An example is shown for making the consequence clear. This is not trial and error. This is the well-used and highly valuable management technique of Consequence analysis.
That's why you have to make the second important conclusion,
Conclusion 2: To make the solution you want, the central square MUST be destroyed by selecting one or more than one stick among 5, 6, 7, 8 for moving.
As all the four nearly complete squares are STRUCTURALLY EQUIVALENT, you may choose any of the four.
Action 1: So you choose stick 5 with full confidence that this must give you a solution. And move it straightaway to complete one of three remaining nearly complete squares, say square with three sides 11, 7, 9.
The result of the action is shown below.
Well, well, well. You have got the solution in your pocket with this single confident action.
The two sticks 1 and 3 are hanging, ready to be moved to complete the other two squares, the square with three sides 10, 6, 2 and the square with three sides 4, 8, and 12.
Following is the result of these actions. We have kept the original sticks that we have moved, but made them faded to give you a very clear idea on how you have created the solution figure from the starting figure.
Consider that you could have selected any of the other three one-side-open-three-stick components to form three perfect squares.

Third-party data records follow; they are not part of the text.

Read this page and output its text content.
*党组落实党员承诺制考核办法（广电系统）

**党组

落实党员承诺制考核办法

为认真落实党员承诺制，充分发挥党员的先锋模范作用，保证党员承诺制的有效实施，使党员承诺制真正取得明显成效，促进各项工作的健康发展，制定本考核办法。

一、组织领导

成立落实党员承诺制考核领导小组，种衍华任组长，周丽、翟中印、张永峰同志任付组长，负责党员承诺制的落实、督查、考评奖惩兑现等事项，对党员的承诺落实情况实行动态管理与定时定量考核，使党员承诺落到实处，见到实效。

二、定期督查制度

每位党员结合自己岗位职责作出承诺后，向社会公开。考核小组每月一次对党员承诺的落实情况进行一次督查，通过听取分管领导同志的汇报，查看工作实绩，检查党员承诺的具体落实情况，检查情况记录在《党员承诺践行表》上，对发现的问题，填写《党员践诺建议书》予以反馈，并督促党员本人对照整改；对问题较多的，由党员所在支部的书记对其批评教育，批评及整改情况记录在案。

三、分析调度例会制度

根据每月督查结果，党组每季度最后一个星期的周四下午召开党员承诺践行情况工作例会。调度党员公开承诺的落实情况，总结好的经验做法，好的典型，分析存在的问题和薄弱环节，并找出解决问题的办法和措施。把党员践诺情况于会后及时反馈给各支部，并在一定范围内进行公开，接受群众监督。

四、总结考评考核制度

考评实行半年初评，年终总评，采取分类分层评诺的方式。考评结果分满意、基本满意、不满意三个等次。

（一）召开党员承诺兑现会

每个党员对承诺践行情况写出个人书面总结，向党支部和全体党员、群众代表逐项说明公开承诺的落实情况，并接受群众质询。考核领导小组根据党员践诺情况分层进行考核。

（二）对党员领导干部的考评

But the result would have been same if you would just rotate the figures suitably.
So we conclude,
These three other solutions would be rotationally same with the solution you have created. That means, the solution is rotationally unique.
You may try for any other solution figure. You won't get any more as you know your reasoning has been bullet-proof.
We have approached the problem systematically and analytically, and not in any random way. This is what we call systematic approach to problem solving.
Generally, systematic approach to problem solving depends heavily on identification of key patterns, creation of effective methods and deductive reasoning to move towards the solution without any confusion as well as in minimum number of steps, if possible.
This is systematic problem solving.
Lastly, to solve matchstick puzzles you don't need to know maths or any other subject—you just have to identify key patterns and use your inherent analytical reasoning skills to home in to the solution with assurance and speed.